アイリスオーヤマは、プラスチック製品の下請け町工場「大山ブロー工業所」として創業しました。
「アイリス物語」では、現在に至るまでのアイリスグループの歴史を連載でお届けします。
第十七話ネット通販事業の始まり
2001年にはグループ企業の「アイリスプラザ」がインターネット通販事業を始めました。
当時、当社のメイン取引先はホームセンターでした。当時、当社の商品は約7,000点ありましたが、店舗の売場には限りがあり、全ての商品が展示されているわけではありませんでした。また、全国のほぼすべてのホームセンターとお取引いただいていたため、ホームセンター間での差別化のニーズに応え、機能・外観を少し変えた商品を多数開発していました。その結果、当社の商品を一カ所で検討・購入できる機会がありませんでした。
そのため、生活者の皆様より当社へ「この製品はどこに行けば買えるか」といったお問合せを度々頂くようになり、ご要望に応える形で電話で受注する仕組みを設けました。その後、インターネットが普及し始めたことを受け、お客様にとってより利便性の高いインターネット通販の仕組みが立ち上げられました。売れ筋商品以外のニーズにもくまなくお応えできるのが、売場スペースが無限にあるインターネット通販でした。2004年に米WIRED誌の編集長クリス・アンダーソン氏が提唱した「ロングテール理論」をかねてから事業に反映していたと言えるでしょう。
社内にシステム構築やインターネット技術に長けた人材が育っていたこともネット通販事業開始の大きなポイントでした。直前に“2000年問題”があり、対応のために人材が増強されていたのです。
仙台市内にあったアンテナショップの一角、わずか5名のスタッフで事業はスタート。商品に関するお問合せのお電話を下さった方やアンテナショップにお越しになった方へサイトをご案内し、お客様になって頂きました。当時はお客様もインターネットになじみが薄く、操作や入力方法を電話で説明することもしばしばでした。
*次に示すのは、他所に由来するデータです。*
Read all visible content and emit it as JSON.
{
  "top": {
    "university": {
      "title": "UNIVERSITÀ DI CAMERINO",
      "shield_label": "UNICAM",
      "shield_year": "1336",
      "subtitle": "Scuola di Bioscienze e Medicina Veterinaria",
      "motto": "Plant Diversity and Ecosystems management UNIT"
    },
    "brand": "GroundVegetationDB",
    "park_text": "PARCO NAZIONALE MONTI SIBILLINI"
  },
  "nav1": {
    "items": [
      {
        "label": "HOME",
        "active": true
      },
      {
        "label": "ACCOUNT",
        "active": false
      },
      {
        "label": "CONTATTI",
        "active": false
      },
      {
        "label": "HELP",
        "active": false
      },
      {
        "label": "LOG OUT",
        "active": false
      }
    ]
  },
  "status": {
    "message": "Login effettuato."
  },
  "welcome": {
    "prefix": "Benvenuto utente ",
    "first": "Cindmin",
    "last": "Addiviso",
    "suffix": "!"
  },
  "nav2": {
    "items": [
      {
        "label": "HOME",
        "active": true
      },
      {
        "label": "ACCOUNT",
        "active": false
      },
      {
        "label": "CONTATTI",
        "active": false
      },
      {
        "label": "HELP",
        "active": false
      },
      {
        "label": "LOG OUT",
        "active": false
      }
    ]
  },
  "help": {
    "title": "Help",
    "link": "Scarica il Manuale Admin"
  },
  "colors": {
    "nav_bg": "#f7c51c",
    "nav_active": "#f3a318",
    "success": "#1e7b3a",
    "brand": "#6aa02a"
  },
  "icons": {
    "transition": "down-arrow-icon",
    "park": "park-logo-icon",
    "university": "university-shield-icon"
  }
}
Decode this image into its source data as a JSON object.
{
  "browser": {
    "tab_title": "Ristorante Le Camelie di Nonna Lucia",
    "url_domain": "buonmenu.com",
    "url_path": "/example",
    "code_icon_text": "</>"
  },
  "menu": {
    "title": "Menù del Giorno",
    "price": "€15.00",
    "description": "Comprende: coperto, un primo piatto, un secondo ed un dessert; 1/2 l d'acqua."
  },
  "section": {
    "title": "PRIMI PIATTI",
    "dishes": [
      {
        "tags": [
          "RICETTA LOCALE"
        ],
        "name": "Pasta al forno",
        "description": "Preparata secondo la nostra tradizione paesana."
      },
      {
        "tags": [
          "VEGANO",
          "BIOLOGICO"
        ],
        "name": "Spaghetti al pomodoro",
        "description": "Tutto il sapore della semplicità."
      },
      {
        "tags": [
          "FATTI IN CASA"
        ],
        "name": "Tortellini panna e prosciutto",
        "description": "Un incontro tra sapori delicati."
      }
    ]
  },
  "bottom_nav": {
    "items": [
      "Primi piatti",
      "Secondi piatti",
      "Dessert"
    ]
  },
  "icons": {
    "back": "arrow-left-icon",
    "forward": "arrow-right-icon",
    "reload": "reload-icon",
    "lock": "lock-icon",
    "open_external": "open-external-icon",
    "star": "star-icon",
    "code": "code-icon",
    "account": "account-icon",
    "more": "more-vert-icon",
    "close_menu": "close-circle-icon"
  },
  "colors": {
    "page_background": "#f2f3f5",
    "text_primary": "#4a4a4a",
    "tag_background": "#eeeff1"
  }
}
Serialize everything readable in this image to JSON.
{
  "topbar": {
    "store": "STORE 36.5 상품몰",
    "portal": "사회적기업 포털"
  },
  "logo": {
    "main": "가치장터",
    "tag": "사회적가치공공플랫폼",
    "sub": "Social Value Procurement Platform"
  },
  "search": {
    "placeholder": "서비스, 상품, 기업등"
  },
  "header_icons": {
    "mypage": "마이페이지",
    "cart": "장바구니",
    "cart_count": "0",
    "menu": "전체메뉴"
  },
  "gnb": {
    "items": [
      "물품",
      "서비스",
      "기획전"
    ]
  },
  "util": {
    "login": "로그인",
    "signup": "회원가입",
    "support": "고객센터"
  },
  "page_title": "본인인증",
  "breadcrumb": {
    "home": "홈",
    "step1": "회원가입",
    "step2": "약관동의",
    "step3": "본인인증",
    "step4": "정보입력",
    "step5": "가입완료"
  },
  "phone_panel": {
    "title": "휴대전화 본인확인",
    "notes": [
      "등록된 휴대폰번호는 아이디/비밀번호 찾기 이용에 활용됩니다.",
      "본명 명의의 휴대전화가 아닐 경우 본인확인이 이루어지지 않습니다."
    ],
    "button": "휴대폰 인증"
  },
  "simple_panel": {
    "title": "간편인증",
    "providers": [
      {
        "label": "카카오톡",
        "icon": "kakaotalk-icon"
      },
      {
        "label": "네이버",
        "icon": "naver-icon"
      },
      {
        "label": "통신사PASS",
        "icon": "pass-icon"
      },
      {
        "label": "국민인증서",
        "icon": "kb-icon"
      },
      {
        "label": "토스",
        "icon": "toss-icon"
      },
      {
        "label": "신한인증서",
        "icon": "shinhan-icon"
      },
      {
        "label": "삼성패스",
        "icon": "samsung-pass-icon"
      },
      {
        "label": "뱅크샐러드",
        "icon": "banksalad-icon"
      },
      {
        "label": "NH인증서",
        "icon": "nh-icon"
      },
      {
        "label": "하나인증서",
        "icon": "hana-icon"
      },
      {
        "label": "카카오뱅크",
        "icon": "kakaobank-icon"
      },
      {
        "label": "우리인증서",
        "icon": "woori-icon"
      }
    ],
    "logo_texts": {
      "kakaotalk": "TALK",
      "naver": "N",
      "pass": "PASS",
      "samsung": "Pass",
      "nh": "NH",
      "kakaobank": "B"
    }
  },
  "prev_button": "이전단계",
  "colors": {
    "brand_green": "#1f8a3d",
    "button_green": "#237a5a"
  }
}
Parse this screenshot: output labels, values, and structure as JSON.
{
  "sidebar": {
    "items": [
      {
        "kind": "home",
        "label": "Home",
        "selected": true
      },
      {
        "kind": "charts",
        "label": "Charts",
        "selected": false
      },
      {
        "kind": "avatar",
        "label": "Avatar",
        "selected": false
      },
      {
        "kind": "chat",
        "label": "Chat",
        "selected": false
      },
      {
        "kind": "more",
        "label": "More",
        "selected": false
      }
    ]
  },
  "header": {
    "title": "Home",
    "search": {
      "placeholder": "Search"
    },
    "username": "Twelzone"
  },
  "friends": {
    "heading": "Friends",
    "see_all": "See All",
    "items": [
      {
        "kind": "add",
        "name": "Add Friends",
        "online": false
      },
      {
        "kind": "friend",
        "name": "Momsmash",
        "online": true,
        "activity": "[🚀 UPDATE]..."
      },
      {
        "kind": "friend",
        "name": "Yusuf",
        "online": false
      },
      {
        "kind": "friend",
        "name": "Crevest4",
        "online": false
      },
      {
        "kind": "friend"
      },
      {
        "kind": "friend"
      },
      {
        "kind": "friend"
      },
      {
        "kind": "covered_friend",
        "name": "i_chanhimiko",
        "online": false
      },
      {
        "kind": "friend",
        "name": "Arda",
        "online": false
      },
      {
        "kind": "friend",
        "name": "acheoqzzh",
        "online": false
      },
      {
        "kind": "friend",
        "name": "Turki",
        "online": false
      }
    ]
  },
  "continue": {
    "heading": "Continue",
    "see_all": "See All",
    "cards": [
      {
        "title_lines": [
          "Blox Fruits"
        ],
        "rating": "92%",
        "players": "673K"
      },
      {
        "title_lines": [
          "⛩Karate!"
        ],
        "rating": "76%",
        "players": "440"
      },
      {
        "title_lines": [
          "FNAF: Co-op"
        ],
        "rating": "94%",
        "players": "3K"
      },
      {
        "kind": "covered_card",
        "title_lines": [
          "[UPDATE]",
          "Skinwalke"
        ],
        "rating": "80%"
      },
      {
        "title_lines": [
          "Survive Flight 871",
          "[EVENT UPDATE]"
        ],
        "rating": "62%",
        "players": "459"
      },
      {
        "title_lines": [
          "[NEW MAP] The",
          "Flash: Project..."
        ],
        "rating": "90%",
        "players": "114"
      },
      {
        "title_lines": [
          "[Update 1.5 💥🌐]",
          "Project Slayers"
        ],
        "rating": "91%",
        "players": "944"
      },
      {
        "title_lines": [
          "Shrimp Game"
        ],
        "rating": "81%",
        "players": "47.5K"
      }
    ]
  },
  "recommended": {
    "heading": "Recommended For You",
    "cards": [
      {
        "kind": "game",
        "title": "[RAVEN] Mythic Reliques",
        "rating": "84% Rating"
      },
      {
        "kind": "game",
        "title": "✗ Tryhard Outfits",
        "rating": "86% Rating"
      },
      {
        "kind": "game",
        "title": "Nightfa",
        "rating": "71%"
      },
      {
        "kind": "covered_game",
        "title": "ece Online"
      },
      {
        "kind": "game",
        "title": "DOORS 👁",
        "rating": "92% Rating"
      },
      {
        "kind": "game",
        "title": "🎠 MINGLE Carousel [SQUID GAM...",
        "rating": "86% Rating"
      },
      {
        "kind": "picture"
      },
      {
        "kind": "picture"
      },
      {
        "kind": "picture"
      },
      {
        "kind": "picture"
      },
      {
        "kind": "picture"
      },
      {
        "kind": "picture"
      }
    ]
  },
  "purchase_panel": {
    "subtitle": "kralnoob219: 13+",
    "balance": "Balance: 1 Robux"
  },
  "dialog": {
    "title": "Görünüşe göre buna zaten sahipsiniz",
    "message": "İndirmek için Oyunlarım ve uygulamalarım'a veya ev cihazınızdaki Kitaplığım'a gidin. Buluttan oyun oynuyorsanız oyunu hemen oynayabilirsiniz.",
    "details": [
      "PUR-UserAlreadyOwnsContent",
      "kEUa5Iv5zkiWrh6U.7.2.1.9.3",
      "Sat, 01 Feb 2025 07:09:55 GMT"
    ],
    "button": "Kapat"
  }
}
数千にも及ぶアイリスオーヤマ商品の画像やスペックの登録を地道に積み重ねた結果、ラビットケージのようなニッチな商品や、メタルラックの追加パーツなど店舗では選んだり、探したりするのが難しい商品も徐々に売上が伸びるようになりました。

ネット通販事業を始めたことにより、店頭だけでは満足して頂けないお客様に対しても、インターネットを介してサービスを提供する基礎を作ることができました。